The National Council of Housing Market Analysts gathered this week in New Orleans for discussions as bright and energetic as the legendary holiday decorations that lit up historic Roosevelt Hotel where they took place. While NCHMA is largely made up for market analysts, the event attracted professionals from across the industry. Eight in-depth panels featured the voices of Housing Finance Agency representatives, developers, and syndicators, in additional to market analysts. The conference participants delved into issues that spanned from adjusting for potential Section 8 subsidy loss to identifying market red flags to strategies for Year 15 projects.
The conference kicked off with a look at recent changes to the HUD Multifamily Accelerated Processing (MAP) Program. Panelists Jonette Hahn (CohnReznick) and Debbie VanHoosen (AmeriSphere) examined the changing office and staff structure, which will close local, field offices and consolidate them into 5 regional hubs. The panelists were optimistic that the transformation would lead to faster processing of applications and an alignment of HUD practices to industry practices. NCHMA FHA Committee Chair Bob Lefenfeld (Real Property Research Group) presented efforts to work with HUD on changes to the MAP Guidebook that will more closely reflect NCHMA standards. Mr. Lefenfeld said he fully expects a majority of the changes will be implemented.

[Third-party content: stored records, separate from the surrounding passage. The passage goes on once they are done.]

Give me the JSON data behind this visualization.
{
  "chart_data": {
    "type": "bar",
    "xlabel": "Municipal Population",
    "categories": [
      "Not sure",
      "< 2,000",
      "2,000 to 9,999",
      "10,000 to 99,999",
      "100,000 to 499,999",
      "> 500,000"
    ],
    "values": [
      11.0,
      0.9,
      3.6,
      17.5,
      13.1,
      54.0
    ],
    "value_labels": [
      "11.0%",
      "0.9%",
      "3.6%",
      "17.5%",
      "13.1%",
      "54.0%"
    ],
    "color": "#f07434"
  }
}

A panel of Housing Finance Agency (HFA) representatives came together later on Monday afternoon to offer feedback to conference participants. Panel Moderator Arthur Krauer (Testa Companies) asked the panelists, who came from Illinois, North Carolina, and Louisiana, to walk the audience through their process of initiating and reviewing market studies. The panelists unanimously agreed they want to see more comments in the QAP and a proactive, thoughtful presentation of information. “We want to see any thoughts you have about a project or an area outside of the normal requirements of the market study,” said Marjorianna Willman (Lousiana Housing Corporation).

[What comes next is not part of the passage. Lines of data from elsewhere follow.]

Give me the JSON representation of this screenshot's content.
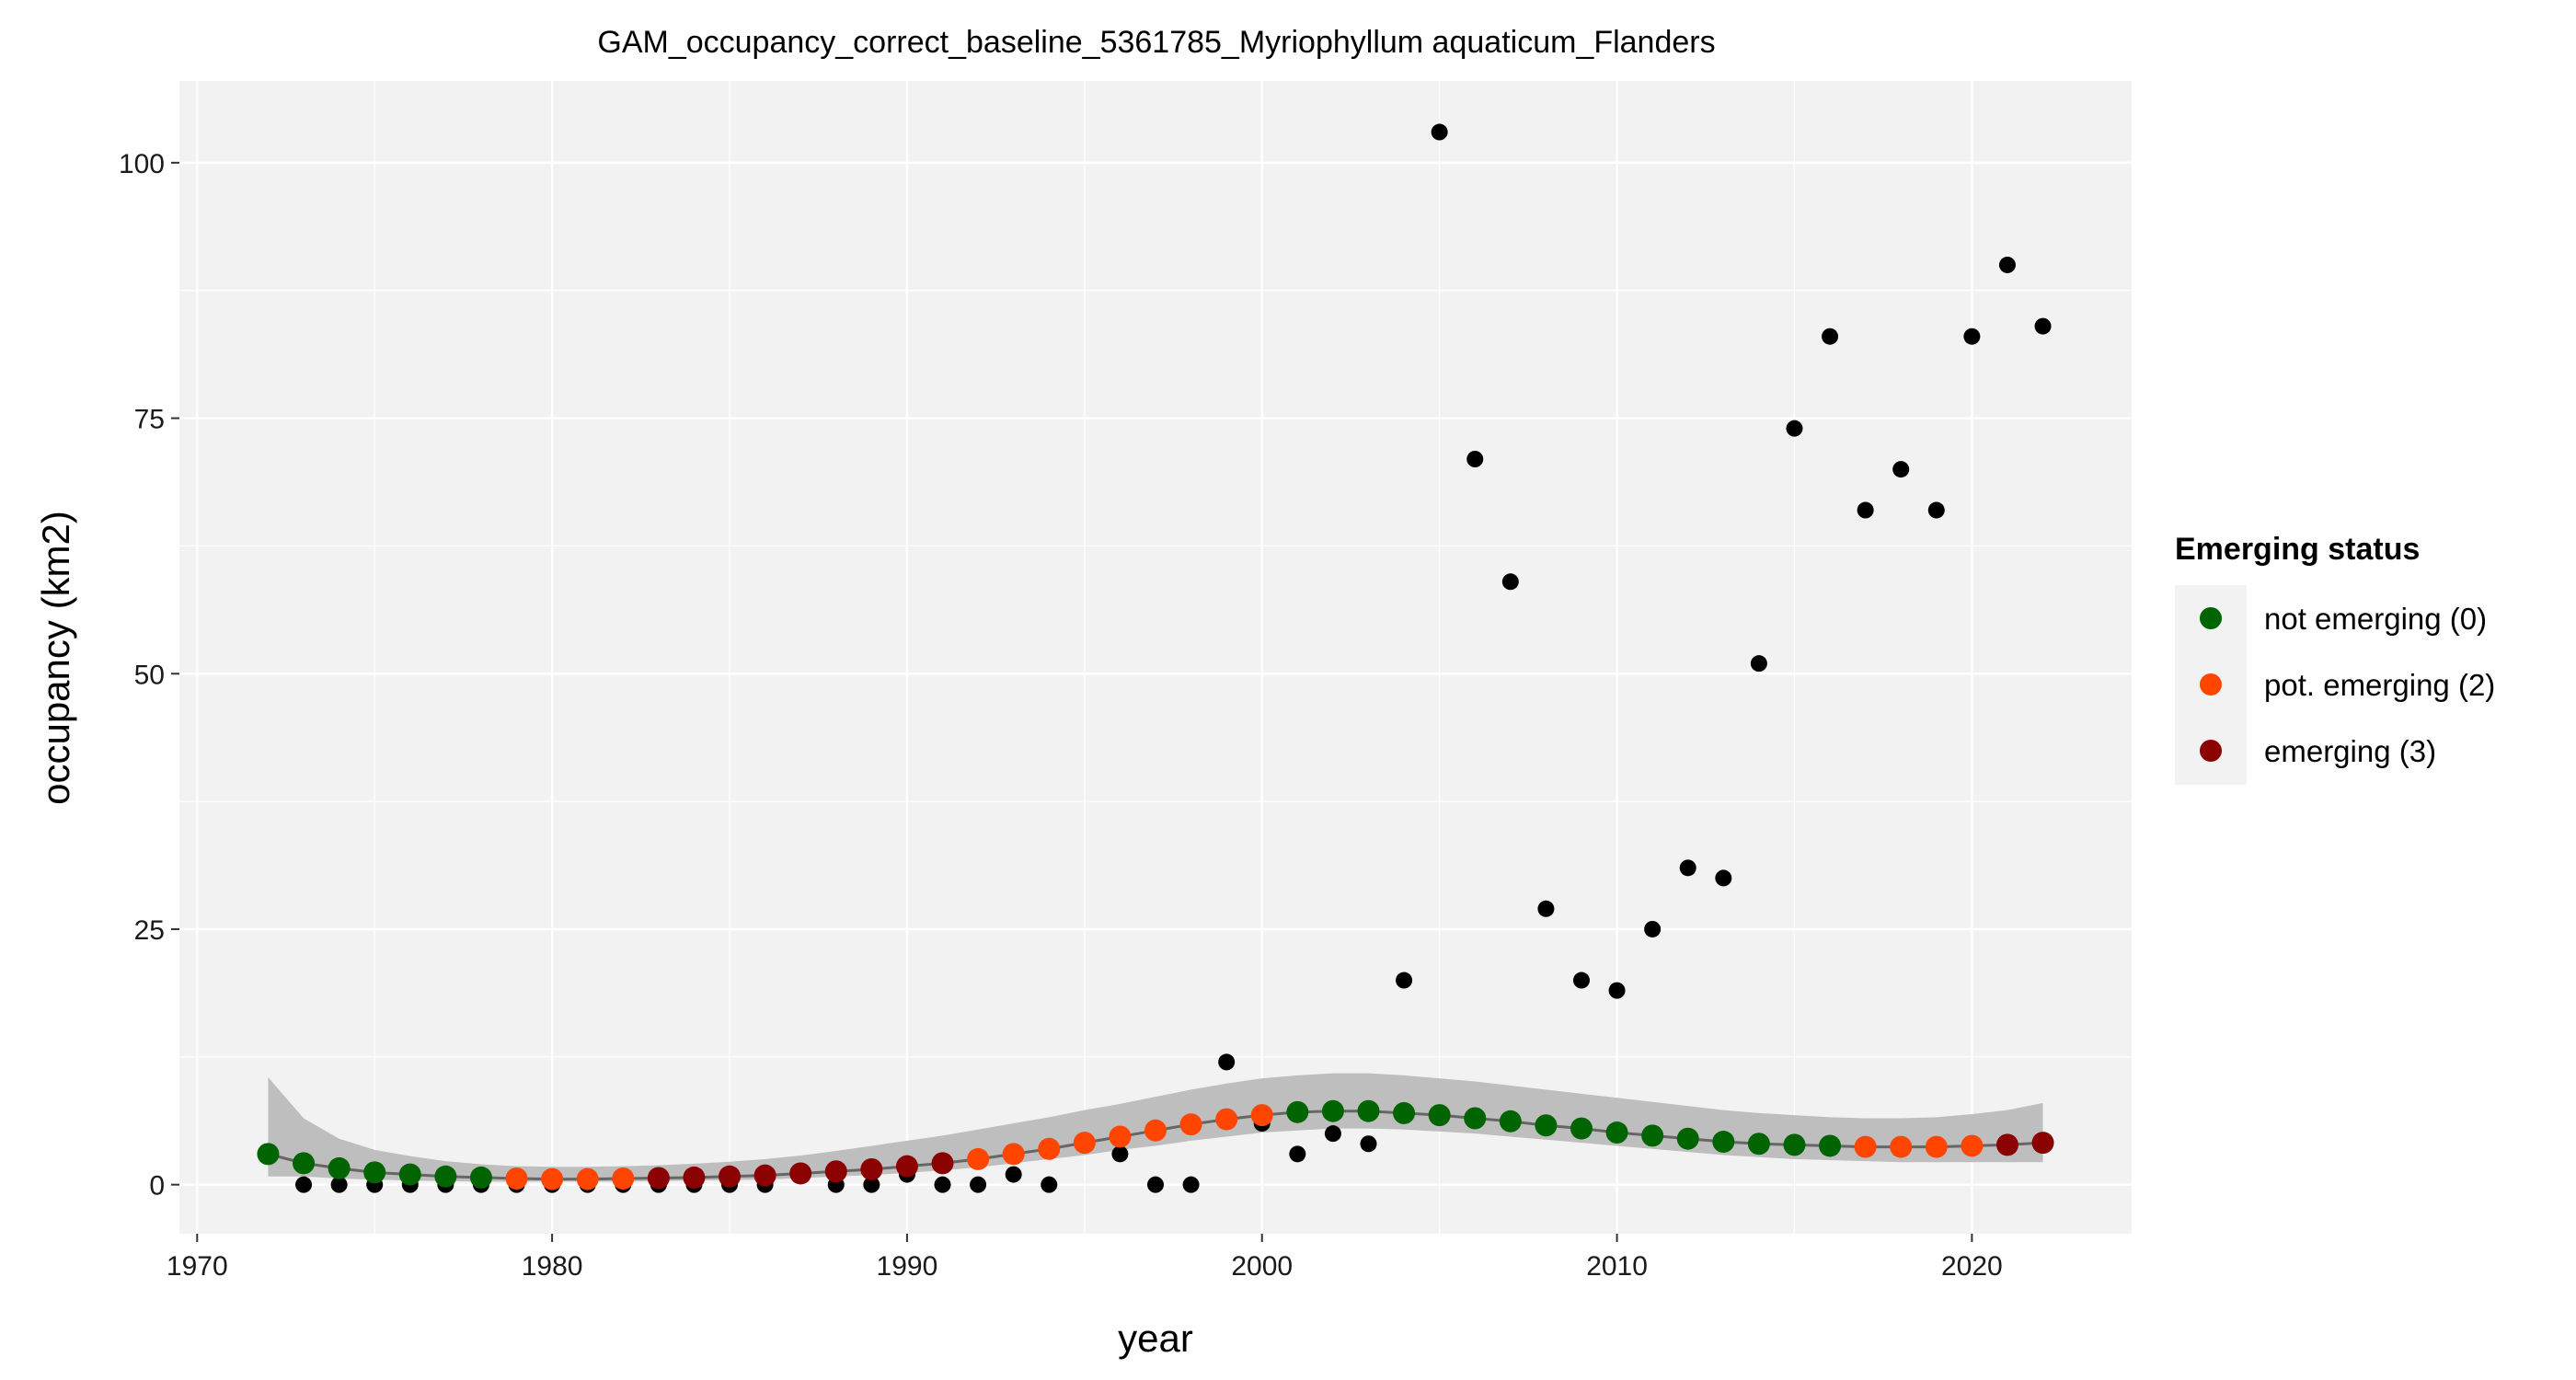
{
  "colors": {
    "panel_background": "#F2F2F2",
    "grid_line": "#FFFFFF",
    "ribbon": "#BEBEBE",
    "smooth_line": "#666666",
    "observed_point": "#000000",
    "not_emerging": "#006400",
    "pot_emerging": "#FF4500",
    "emerging": "#8B0000"
  },
  "chart_data": {
    "type": "scatter",
    "title": "GAM_occupancy_correct_baseline_5361785_Myriophyllum aquaticum_Flanders",
    "xlabel": "year",
    "ylabel": "occupancy (km2)",
    "xlim": [
      1969.5,
      2024.5
    ],
    "ylim": [
      -4.8,
      108
    ],
    "x_ticks": [
      1970,
      1980,
      1990,
      2000,
      2010,
      2020
    ],
    "x_tick_labels": [
      "1970",
      "1980",
      "1990",
      "2000",
      "2010",
      "2020"
    ],
    "y_ticks": [
      0,
      25,
      50,
      75,
      100
    ],
    "y_tick_labels": [
      "0",
      "25",
      "50",
      "75",
      "100"
    ],
    "grid": true,
    "legend": {
      "title": "Emerging status",
      "placement": "right",
      "entries": [
        {
          "label": "not emerging (0)",
          "color": "#006400"
        },
        {
          "label": "pot. emerging (2)",
          "color": "#FF4500"
        },
        {
          "label": "emerging (3)",
          "color": "#8B0000"
        }
      ]
    },
    "observed": {
      "x": [
        1973,
        1974,
        1975,
        1976,
        1977,
        1978,
        1979,
        1980,
        1981,
        1982,
        1983,
        1984,
        1985,
        1986,
        1987,
        1988,
        1989,
        1990,
        1991,
        1992,
        1993,
        1994,
        1996,
        1997,
        1998,
        1999,
        2000,
        2001,
        2002,
        2003,
        2004,
        2005,
        2006,
        2007,
        2008,
        2009,
        2010,
        2011,
        2012,
        2013,
        2014,
        2015,
        2016,
        2017,
        2018,
        2019,
        2020,
        2021,
        2022
      ],
      "y": [
        0,
        0,
        0,
        0,
        0,
        0,
        0,
        0,
        0,
        0,
        0,
        0,
        0,
        0,
        1,
        0,
        0,
        1,
        0,
        0,
        1,
        0,
        3,
        0,
        0,
        12,
        6,
        3,
        5,
        4,
        20,
        103,
        71,
        59,
        27,
        20,
        19,
        25,
        31,
        30,
        51,
        74,
        83,
        66,
        70,
        66,
        83,
        90,
        84
      ]
    },
    "fitted": {
      "x": [
        1972,
        1973,
        1974,
        1975,
        1976,
        1977,
        1978,
        1979,
        1980,
        1981,
        1982,
        1983,
        1984,
        1985,
        1986,
        1987,
        1988,
        1989,
        1990,
        1991,
        1992,
        1993,
        1994,
        1995,
        1996,
        1997,
        1998,
        1999,
        2000,
        2001,
        2002,
        2003,
        2004,
        2005,
        2006,
        2007,
        2008,
        2009,
        2010,
        2011,
        2012,
        2013,
        2014,
        2015,
        2016,
        2017,
        2018,
        2019,
        2020,
        2021,
        2022
      ],
      "y": [
        3.0,
        2.1,
        1.6,
        1.2,
        1.0,
        0.8,
        0.7,
        0.6,
        0.55,
        0.55,
        0.6,
        0.65,
        0.7,
        0.8,
        0.9,
        1.1,
        1.3,
        1.5,
        1.8,
        2.1,
        2.5,
        3.0,
        3.5,
        4.1,
        4.7,
        5.3,
        5.9,
        6.4,
        6.8,
        7.1,
        7.2,
        7.2,
        7.0,
        6.8,
        6.5,
        6.2,
        5.8,
        5.5,
        5.1,
        4.8,
        4.5,
        4.2,
        4.0,
        3.9,
        3.8,
        3.7,
        3.7,
        3.7,
        3.8,
        3.9,
        4.1
      ],
      "lower": [
        0.8,
        0.8,
        0.6,
        0.5,
        0.4,
        0.35,
        0.3,
        0.3,
        0.3,
        0.3,
        0.3,
        0.35,
        0.4,
        0.45,
        0.5,
        0.65,
        0.8,
        0.95,
        1.15,
        1.4,
        1.7,
        2.1,
        2.5,
        2.9,
        3.4,
        3.8,
        4.3,
        4.7,
        5.1,
        5.3,
        5.5,
        5.5,
        5.4,
        5.2,
        5.0,
        4.7,
        4.4,
        4.1,
        3.8,
        3.5,
        3.2,
        2.9,
        2.7,
        2.5,
        2.4,
        2.3,
        2.2,
        2.2,
        2.2,
        2.2,
        2.2
      ],
      "upper": [
        10.5,
        6.5,
        4.5,
        3.4,
        2.8,
        2.3,
        2.0,
        1.8,
        1.75,
        1.75,
        1.8,
        1.9,
        2.05,
        2.25,
        2.5,
        2.85,
        3.3,
        3.8,
        4.3,
        4.8,
        5.4,
        6.0,
        6.6,
        7.3,
        7.9,
        8.6,
        9.3,
        9.9,
        10.4,
        10.7,
        10.9,
        10.9,
        10.7,
        10.4,
        10.1,
        9.7,
        9.3,
        8.9,
        8.5,
        8.1,
        7.7,
        7.3,
        7.0,
        6.8,
        6.6,
        6.5,
        6.5,
        6.6,
        6.9,
        7.3,
        8.0
      ],
      "status": [
        0,
        0,
        0,
        0,
        0,
        0,
        0,
        2,
        2,
        2,
        2,
        3,
        3,
        3,
        3,
        3,
        3,
        3,
        3,
        3,
        2,
        2,
        2,
        2,
        2,
        2,
        2,
        2,
        2,
        0,
        0,
        0,
        0,
        0,
        0,
        0,
        0,
        0,
        0,
        0,
        0,
        0,
        0,
        0,
        0,
        2,
        2,
        2,
        2,
        3,
        3
      ]
    }
  }
}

Tuesday’s sessions began with a look at a series of deals-gone-bad and unpacked the lessons learned for market analysis that could be helpful for ongoing and future projects. Later in the morning, Tad Scepaniak (Real Property Research Group) moderated a panel that delved into the criteria reviewers consider when looking at a market study. The panelists agreed that explaining the impact of characteristics and adjacencies is critical to a successful market study. Reviewers want analysis, in addition to the facts provided in a market study.
After a lively networking lunch, conference participants reconvened in the meeting room to consider how to adjust for potential Section 8 subsidy loss. Abhisek Mitra (US Bancorp CDC) highlighted several types of risk that the AHIC Subsidy Review Guidelines focused on, including property risk, contract risk, and overhang analysis. Rob Vogt (Vogt Santer Insights) reminded listeners to “plan for the worst,” and consider what will happen if the subsidy disappears. In many cases, he explained, there is “no market support without the subsidy” and it’s important to report this.
The conference wrapped up with a heartwarming look at a state-of-the-art affordable housing case study right in the conference’s host city of New Orleans. Renaissance Neighborhood Development Corporation (RNDC) developed Elysian Courtyards of Gentilly, which features abundant green and common space for residents in an area with limited multi-family rental options. Panelist Victor Smeltz, Executive Director of RNDC, explained that New Orleans is a very “neighborhood-centric” city, and this property finally gave residents displaced by Hurricane Katrina the opportunity to come back home.
NH&RA’s Thom Amdur and Caitlin Jones provided conference participants with a Washington Update that highlighted recent and potential changes in the political landscape. Thom Amdur reminded listeners that while a transition to a Republican-held Senate is notable, the United States will still have a divided federal government for at least the next two years, which may mean minimal changes in the foreseeable future. However, more than 80 new legislators will be sworn into Congress this January, which presents 80+ opportunities to educate new people about the importance of the Low Income Housing Tax Credit. “You are all uniquely positioned for this task because you actually understand housing needs in communities and can back up that knowledge with data and research,” Thom Amdur told the market analysts in the room. NH&RA staff also extended our assistance and experience in reaching out to legislators to anyone who would like to work with us.
In addition to the event’s information-packed panels and engaging discussion, NCHMA leadership and members met to discuss ways to continue to standardize and elevate market analysis. NCHMA is considering developing resources and trainings for new and experienced market analysts to review and expand their knowledge base. The Council voted in a new Executive Committee to help spearhead this and other efforts.